From Press of Atlantic City: South Jersey Korean Americans, Korean War veterans, hope Kim Jong II’s death eases tensions
The New Jersey Korean War Memorial in Atlantic City’s Brighton Park is engraved with the names of more than 800 people from the state who were killed or lost in the conflict more than 50 years ago.
In some ways, the battle continues today. Veterans of that war — as well as Korean Americans living in South Jersey — wondered Monday whether the death of North Korea’s leader, Kim Jong Il, would eventually ease tensions with South Korea and the rest of the world, or only intensify them.
“Our dream and hope has always been to be united in some way,” said Judy Yoo, who was born in South Korea and is now president of the Greater Southern New Jersey Korean American Association. “I can’t say whether there’s going to be a better chance of that.”
Kim succeeded his father, Kim Il Sung, in 1994, taking the reins of a radical totalitarian dictatorship that has controlled the northern half of the Korean Peninsula since 1948.
Before his death Saturday from an apparent heart attack, Kim named his youngest son, Kim Jong Un, to be his successor. But with little known yet about the direction of the isolationist country and its repressive government, locals hoped for the best, but also anticipated the worst.
“I think we have a bigger problem because (Kim’s) son’s unknown,” said Ed Marinelli, of Hammonton, a former mayor and Korean War veteran. “I think it’s going to be a long, tough road ahead.”
Marinelli was serving in the Army in Japan in 1949 after World War II when war broke out between North Korea and South Korea, the two countries a result of the United States and Soviet Union dividing up the formerly Japanese-controlled region.
Although an armistice was signed in 1953 that ended fighting, an alliance between the U.S. and South Korea was also signed that year, and nearly 30,000 American troops continue to serve there in its defense.

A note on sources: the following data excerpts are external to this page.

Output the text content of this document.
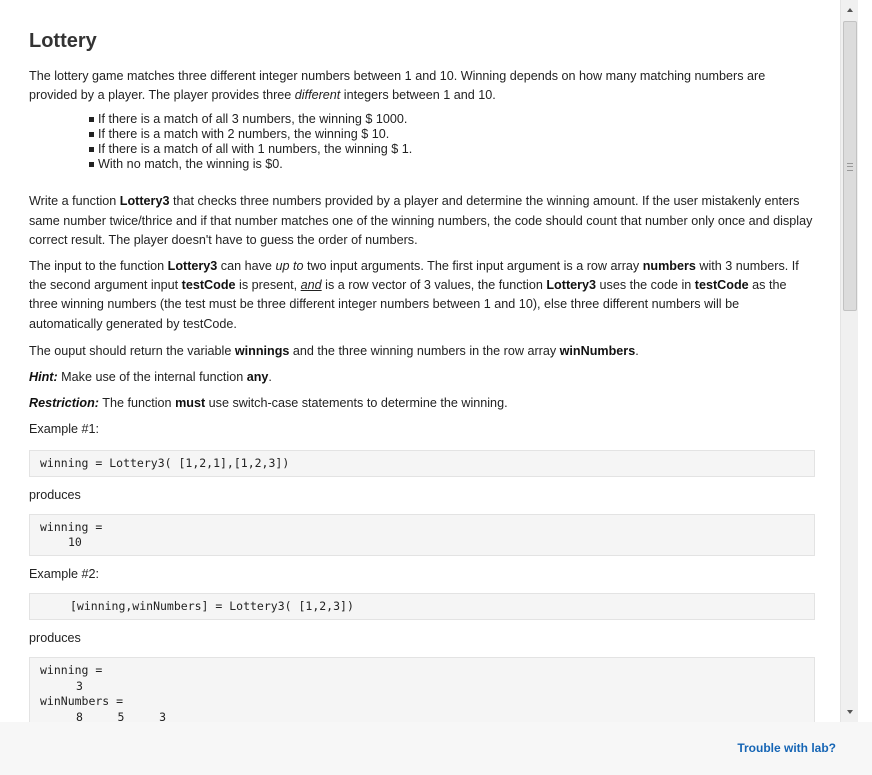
Lottery

The lottery game matches three different integer numbers between 1 and 10. Winning depends on how many matching numbers are provided by a player. The player provides three different integers between 1 and 10.

If there is a match of all 3 numbers, the winning $ 1000.
If there is a match with 2 numbers, the winning $ 10.
If there is a match of all with 1 numbers, the winning $ 1.
With no match, the winning is $0.

Write a function Lottery3 that checks three numbers provided by a player and determine the winning amount. If the user mistakenly enters same number twice/thrice and if that number matches one of the winning numbers, the code should count that number only once and display correct result. The player doesn't have to guess the order of numbers.

The input to the function Lottery3 can have up to two input arguments. The first input argument is a row array numbers with 3 numbers. If the second argument input testCode is present, and is a row vector of 3 values, the function Lottery3 uses the code in testCode as the three winning numbers (the test must be three different integer numbers between 1 and 10), else three different numbers will be automatically generated by testCode.

The ouput should return the variable winnings and the three winning numbers in the row array winNumbers.

Hint: Make use of the internal function any.

Restriction: The function must use switch-case statements to determine the winning.

Example #1:

winning = Lottery3( [1,2,1],[1,2,3])

produces

winning =
10

Example #2:

[winning,winNumbers] = Lottery3( [1,2,3])

produces

winning =
3
winNumbers =
8     5     3
Trouble with lab?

Brief attacks over the countries’ border have heightened tensions several times in the past half century. More than a year ago, when North Korea fired artillery shells at a South Korean island, killing four people and injuring nearly 20 others, those tensions reached a height some said had not been seen since the Korean War,
There was widespread international condemnation of the North Korean attack, which the country said was instigated by the South firing shells into the North’s waters, a claim South Korea disputed.
North Korea has also had nuclear weapons since at least 2006, when the country claimed to have successfully tested its first nuclear weapon.
“You never know what’s going to happen there,” said Tom Costa, of Hammonton, who served in the Army in South Korea from 1963 to 1964. “I think it’s worse now because they have nuclear weapons.”
Meanwhile, as South Korea has progressed into a modernized capitalist country since recovering from the destruction of the Korean War, North Korea has a state-controlled economy and is considered among the world’s poorest countries.
“Except for the capital, the rest of the country is starving,” Costa said.
Koreans make up a small percentage of South Jersey’s Asian population today. Of the approximately 30,000 Asian residents living in Atlantic, Cape May, Cumberland and Ocean counties, only about 7 percent are of Korean heritage, the U.S. Census Bureau says.
Ron Lee, of Egg Harbor Township, was born in South Korea and moved here in 1975. The owner of Sunshine Cleaners in Northfield, he also said he hopes the transition of North Korea’s leadership can lead to peace.
“I’m not sure what’s going to happen in the next couple of months, but there’s definitely a chance,” he said. “Hopefully, there’s a new change in the system.”
Yoo, who lives in Burlington Township, Burlington County, said she has been amazed at the progress of South Korea since she moved to the U.S. in 1983.
She said she doesn’t expect the death of Kim Jong Il to lead to such dramatic changes in the North, but would welcome it.
“We have to wait and see, but my hope is that it will bring peace,” she said.